Dia satu laki-laki telah menolong akan Dia satu laki-laki
كُمْ
نَصَرَكُم
10.
Dia satu laki-laki telah menolong akan kamu satu perempuan
كِ
نَصَرَكِ
11.
Dia satu laki-laki telah menolong akan kalian dua perempuan
كُمَا
نَصَرَكُمَا
12.
Dia satu laki-laki telah menolong akan kalian beberapa perempuan
كُنَّ
نَصَرَكُنَّ
13.
Dia satu laki-laki telah menolong akan saya
يْ
نَصَرَنِيْ
14.
Dia satu laki-laki telah menolong akan kami/kita
نَا
نَصَرَنَا

Itulah rincian dhamir nashbin muttashil ini, adapun tempatnya, sebagaimana dijelaskan di atas, bisa juga menempel dengan fi’il mudhari’ atau fi’il amr. Contoh:
Kamu satu laki-laki sedang/akan menolong kami
تَنْصُرُنَا
Hendaklah kamu satu laki-laki menolong dia satu perempuan
اُنْصُرْهَا

Namun jika terdapat pemisah antara fi’il dengan maf’ulnya akan menjadi seperti berikut ini:
1.
Kamu satu laki-laki sedang/akan menolong kami dan mereka beberapa perempuan
تَنْصُرُنَا وَ إِيَّاهُنَّ
2.
Hanyalah kamu satu laki-laki sedang/akan menolong kami saja
إِيَّانَا تَنْصُرُ
3.
Hendaklah kamu satu laki-laki menolong dia satu perempuan
اُنْصُرْهَا

Dll.

Keterangan:
1.      Pada contoh pertama ada dua jenis dhamir nashbin yaitu نا dan إياهن. Mereka dibedakan karena memang secara struktural mereka berbeda walaupun secara makna mereka sama. Dhamir nashab pertama adalah “naa”, mengapa yang diletakkan di sana bukan “iyyaanaa”? karena di antara fi’il dengan maf’ulnya tiada pemisah. Oleh karena itu kurang tepat apabila susunan kalimatnya seperti ini, تَنْصُرُ إِيَّانَا.
Begitu pula iyyaahunna di sana, mengapa tidak memakai hunna saja? Karena di antara mereka ada pemisah yaitu dhamir sebelumnya. Oleh karena itu tidak tepat jika susunannya seperti ini, تَنْصُرُنَا و هُنَّ.

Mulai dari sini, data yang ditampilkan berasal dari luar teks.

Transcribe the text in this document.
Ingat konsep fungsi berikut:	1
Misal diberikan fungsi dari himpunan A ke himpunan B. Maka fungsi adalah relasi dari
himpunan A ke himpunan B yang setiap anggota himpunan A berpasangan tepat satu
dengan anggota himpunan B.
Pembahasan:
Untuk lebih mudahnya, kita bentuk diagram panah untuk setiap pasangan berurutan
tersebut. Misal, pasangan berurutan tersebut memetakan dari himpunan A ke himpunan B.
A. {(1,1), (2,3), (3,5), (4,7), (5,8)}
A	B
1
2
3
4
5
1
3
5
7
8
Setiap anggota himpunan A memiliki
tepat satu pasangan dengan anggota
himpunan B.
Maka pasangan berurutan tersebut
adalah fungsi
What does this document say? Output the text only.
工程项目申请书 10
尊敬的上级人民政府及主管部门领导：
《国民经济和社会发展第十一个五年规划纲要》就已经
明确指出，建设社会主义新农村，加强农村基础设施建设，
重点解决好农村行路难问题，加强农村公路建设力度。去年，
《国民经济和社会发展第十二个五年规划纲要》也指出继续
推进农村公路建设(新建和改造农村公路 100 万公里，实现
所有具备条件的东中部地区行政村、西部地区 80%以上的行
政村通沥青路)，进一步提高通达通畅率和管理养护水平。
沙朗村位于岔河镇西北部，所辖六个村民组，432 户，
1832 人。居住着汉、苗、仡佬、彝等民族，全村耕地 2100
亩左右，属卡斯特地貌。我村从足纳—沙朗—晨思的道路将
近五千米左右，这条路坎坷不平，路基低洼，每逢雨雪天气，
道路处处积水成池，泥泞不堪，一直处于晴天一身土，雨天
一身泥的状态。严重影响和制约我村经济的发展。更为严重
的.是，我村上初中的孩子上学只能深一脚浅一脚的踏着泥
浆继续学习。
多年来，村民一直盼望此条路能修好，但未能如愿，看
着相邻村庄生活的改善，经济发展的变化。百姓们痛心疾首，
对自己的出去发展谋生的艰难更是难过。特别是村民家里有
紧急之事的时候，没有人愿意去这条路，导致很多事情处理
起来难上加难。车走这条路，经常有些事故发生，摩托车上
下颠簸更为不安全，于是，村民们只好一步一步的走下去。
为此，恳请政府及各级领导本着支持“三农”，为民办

2.      Untuk contoh nomor dua ada sedikit perbedaan. Dhamir nashab yang berfungsi sebagai maf’ul atau objek berada di awal, sedangkan fi’ilnya datang kemudian. Dalam kondisi-kondisi tertentu, hal ini tidak menjadi masalah,  asalkan yang menulisnya memahami makna dibalik semua itu. Jika kita perhatikan, antara fi’il dengan maf’ulnya tiada pemisah, lalu mengapa tidak lantas kita simpan saja dhamir nashbin muttashil?
Perlu diketahui, bahwa aturan main menempelnya dhamir itu di belakang. Adapun dari arah depan tidak ada satu kaidahpun yang menerangkan akan kebolehannya. Maka walaupan tiada pemisah, karena tidak diperbolehkannya dhamir menempel melalui arah depan, dianggap bahwa dhamir tersebut terpisah dari induknya dalam kata lain munfashil.

3.      Untuk contoh nomor tiga, kami rasa tidak terdapat masalah dan dirasa cukup dengan penjelasan sebelumnya, namun fi’il yang digunakan adalah fi’il amr.

Dengan pemaparan di atas dirasa sudah cukup mewakili pertanyaan atau masalah mengenai benar/tidaknya susunan kalimat نَعْبُدُ إِيَّاَكَ, yaitu sebagaimana yang dijelaskan pada keterangan nomor satu dan dua. Sehingga kalimat yang tepat adalah نَعبُدُكَ.

Demikianlah penjelasan singkat mengenai dhamir nashbin muttashil bil fi’li. Semoga bermanfaat.